Joiri Minaya, #dominicanwomengooglesearch, 2016, installation view at the Sunroom Project Space at Wave Hill, Bronx, NY. Photo by Stefan Hagen (1)
#dominicanwomengooglesearch, Joiri Minaya, 2016. Photo by Stefan Hagen


How are you hoping to grow as an artist during your residency?


The time and space that the New Wave residency will provide to will allow me to continue developing my work, and I’m looking forward to the site-specific connections and inspirations that will come out of it. I have a loose plan and goals that I expect to, but I try to leave room for the variables that manifest quite often in my experience with residencies. In hindsight, I can see how my work has grown a lot after past residencies, so I look forward to seeing how it will grow after this one! 


Joiri Minaya, Ayoowiri or Girl with poinciana flowers, 2020, Archival pigment print on Hahnemuhle FineArt Pearl paper, 11 x 17
Ayoowiri or Girl with poinciana flowers, Joiri Minaya, 2020

What are you looking to impart on viewers of your work?
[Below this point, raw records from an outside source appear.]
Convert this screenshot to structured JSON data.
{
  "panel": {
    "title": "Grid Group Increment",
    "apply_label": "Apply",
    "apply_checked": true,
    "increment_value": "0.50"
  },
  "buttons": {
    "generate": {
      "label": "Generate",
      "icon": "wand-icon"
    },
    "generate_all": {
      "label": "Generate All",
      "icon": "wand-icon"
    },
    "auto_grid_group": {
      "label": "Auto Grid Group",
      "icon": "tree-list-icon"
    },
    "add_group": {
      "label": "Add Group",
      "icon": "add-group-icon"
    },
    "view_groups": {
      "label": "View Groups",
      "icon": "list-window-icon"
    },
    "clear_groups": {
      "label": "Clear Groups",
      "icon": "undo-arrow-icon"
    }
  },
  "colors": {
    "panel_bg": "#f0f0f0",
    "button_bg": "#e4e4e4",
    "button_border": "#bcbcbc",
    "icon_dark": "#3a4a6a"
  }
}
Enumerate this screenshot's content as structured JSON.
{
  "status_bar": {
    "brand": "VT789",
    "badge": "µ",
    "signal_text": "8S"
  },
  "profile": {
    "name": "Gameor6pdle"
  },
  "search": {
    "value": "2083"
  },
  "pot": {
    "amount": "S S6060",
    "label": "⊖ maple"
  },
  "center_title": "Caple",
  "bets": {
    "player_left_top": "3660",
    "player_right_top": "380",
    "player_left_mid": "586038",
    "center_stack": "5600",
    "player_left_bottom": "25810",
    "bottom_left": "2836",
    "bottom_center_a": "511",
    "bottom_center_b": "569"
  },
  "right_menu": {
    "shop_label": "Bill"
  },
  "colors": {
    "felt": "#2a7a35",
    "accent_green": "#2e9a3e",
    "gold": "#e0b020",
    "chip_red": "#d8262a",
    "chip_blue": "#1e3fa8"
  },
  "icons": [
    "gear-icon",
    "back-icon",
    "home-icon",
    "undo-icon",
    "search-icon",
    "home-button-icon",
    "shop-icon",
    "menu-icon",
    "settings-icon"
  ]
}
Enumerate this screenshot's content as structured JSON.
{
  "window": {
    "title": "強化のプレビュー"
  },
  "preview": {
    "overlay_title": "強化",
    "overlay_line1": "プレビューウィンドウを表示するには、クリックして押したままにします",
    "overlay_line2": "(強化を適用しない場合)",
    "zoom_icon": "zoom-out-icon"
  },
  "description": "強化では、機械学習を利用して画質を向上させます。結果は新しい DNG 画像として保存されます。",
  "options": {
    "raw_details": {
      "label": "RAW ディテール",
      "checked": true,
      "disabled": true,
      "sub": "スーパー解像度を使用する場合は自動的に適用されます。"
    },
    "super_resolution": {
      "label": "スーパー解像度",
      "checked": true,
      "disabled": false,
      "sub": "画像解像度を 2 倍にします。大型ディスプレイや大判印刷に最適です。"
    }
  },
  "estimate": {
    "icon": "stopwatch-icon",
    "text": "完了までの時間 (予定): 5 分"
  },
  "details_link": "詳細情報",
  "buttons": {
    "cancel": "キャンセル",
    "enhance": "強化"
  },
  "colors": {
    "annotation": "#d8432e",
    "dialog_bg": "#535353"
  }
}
What do you want them to learn about you or the populations of people you represent in your art?


While I advocate for an acknowledgement of a diversity of voices, experiences, and identities and their ability to exert their power equally (my work comments on the lack of this), I don’t represent any population other than myself. The art world (and many other sectors) tends force people attached to a specific identity or heritage to “represent” that group. This tendency informs the very issues I’m trying to address.


I’m interested in the construction of the “other” in the minds of the ones who get to determine the conversation, and in using their language to confront and insert my own agency. In that sense, I want the viewer of my work to be left with a fruitful reflection, a critical sense of self-awareness, a more expansive definition of humanity that is applied to “the other” as much as to “the (m)self”.